Inflammation protects people against infections, but it can be over activated, for example in sepsis or sterile inflammation, where it causes severe disease. Sepsis caused 20% of all global deaths in 2017, but the severe disease caused by COVID-19 has markedly increased this death toll. Sterile inflammation underpins diseases such as arthritis, type II diabetes, cancer, chronic respiratory diseases, atherosclerosis, Alzheimer's and Parkinson's diseases with a growing global burden. In the UK over 20 million people live with arthritis and approximately 850,000 people live with dementia costing £26 billion a year with cases forecast to reach 2 million by 2051. Globally 545 million people live with chronic respiratory disease. Development of new drugs for sepsis and for chronic inflammatory conditions are badly needed because the current ones are either not very efficient and/or have nasty side effects. Receptors present inside the cell (NOD-like receptors (NLRs)) sense pathogens or sterile inflammatory stimuli to form a complex called the inflammasome which ultimately kills the cell. Inflammasome complexes are critical for driving inflammation so to develop better anti-inflammatory therapies it is essential to understand how the inflammasome complex is organized within cells which is the aim of this proposal. Here we will study how immune cells form the inflammasome within cells, how it may be disrupted and determine whether there are any consequences for the cell by this disruptive process. By determining the mechanisms by which inflammasomes form in response to bacterial infection and inflammatory stimuli this will help us identify new targets for anti-inflammatory drugs and hence help develop new therapies for many important diseases.

Technical Summary

Inflammation protects the host against infectious disease, but when dysregulated, for example in sterile inflammation, it causes severe disease. Sterile inflammation underpins diseases such as arthritis, type II diabetes, cancer, chronic respiratory diseases, atherosclerosis, Alzheimer's and Parkinson's diseases with a growing global burden. Current anti-inflammatory approaches for these diseases are inadequate generally providing either symptomatic relief or immunosuppression so there is an urgent unmet medical need for newer, safer drugs. Inflammasome complexes drive inflammation so to develop better drugs it is essential to understand how the inflammasome complex is organized.
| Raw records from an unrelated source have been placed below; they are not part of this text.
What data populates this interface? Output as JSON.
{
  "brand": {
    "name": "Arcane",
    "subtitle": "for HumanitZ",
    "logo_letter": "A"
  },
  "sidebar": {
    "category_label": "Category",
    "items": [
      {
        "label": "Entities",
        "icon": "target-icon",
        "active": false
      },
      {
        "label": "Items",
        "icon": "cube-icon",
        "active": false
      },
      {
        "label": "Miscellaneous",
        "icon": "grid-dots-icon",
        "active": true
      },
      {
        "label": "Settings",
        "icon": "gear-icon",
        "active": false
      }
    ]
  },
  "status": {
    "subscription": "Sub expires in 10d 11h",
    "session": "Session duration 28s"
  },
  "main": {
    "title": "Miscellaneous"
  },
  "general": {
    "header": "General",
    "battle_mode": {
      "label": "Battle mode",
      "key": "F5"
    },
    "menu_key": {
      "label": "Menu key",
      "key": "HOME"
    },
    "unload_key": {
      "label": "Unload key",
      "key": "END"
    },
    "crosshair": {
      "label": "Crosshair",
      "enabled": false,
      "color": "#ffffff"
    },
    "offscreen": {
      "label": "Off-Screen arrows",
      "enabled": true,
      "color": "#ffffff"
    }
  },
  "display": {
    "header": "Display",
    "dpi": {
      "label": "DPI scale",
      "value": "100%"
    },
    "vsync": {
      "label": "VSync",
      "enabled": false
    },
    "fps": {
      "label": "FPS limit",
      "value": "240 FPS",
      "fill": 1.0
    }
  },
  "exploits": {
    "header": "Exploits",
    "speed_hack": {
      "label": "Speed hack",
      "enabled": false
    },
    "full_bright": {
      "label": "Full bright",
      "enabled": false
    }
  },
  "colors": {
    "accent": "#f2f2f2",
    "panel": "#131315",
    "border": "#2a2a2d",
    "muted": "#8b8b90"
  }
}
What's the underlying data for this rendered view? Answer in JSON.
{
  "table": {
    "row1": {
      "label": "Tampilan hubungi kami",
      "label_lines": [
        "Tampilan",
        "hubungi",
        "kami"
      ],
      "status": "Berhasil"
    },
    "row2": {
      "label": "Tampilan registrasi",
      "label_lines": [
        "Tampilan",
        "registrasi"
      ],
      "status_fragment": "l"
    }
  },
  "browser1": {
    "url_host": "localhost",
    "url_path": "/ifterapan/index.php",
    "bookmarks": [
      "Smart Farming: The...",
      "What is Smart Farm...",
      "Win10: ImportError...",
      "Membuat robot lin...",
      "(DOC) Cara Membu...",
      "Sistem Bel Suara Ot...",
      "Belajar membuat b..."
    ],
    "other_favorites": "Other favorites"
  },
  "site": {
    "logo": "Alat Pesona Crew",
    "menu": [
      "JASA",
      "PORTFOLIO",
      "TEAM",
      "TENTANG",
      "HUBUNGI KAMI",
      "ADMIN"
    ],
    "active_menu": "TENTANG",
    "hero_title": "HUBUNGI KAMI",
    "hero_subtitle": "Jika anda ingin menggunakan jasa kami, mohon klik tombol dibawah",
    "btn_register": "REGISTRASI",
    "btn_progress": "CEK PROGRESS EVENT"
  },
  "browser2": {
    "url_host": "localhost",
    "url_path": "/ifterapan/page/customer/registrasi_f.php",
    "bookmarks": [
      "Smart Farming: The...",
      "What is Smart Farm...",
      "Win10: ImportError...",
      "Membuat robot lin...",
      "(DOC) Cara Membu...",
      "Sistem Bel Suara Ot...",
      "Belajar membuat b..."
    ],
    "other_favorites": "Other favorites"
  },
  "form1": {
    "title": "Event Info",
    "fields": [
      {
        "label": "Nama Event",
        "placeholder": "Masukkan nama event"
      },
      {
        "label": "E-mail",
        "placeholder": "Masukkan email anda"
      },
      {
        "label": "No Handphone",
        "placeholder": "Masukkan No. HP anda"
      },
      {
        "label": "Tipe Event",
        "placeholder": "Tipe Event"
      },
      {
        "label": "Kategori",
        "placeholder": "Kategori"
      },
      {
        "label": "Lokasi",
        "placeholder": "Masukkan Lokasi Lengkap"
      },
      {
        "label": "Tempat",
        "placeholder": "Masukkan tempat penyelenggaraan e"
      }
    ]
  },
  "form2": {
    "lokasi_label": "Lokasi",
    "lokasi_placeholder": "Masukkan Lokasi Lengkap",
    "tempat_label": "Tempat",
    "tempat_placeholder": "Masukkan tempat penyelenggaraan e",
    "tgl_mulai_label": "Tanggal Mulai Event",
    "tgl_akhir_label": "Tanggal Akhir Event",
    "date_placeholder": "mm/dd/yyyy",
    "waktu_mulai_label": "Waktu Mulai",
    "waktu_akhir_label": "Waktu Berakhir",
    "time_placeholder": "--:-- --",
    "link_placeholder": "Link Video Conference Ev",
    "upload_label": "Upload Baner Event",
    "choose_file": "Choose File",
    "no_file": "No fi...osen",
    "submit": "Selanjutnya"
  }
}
Canonical inflammasomes are multi-protein protein complexes composed of nucleotide oligomerisation domain leucine rich repeat receptors (NLRs), the adaptor protein apoptosis-associated speck-like protein (ASC) and effector caspases (caspase 1). They process the cytokines pro-interleukin 1beta and pro- interleukin 18 to their active forms and cleave the death effector protein gasdermin D to trigger lytic cell death. Inflammasomes can recruit multiple NLRs and effectors (such as caspase 1 and caspase 8) forming signalling platforms that integrate cytokine processing and multiple cell death pathways. It is unclear how inflammasome signalling platforms are organised in the cell yet this information is critical to guide development of interventional strategies. Combining different microscopy techniques (cryo-electron tomography (cryoET), super resolution and single molecule fluorescent approaches) we have uncovered the organisation of ASC and caspase 1 within the cell. Here we will leverage our cutting-edge microscopic analysis combined with mutagenesis and functional analysis to uncover the mechanistic basis of inflammasome formation in response to bacterial infection and inflammatory stimuli and help identify sites for targeted intervention.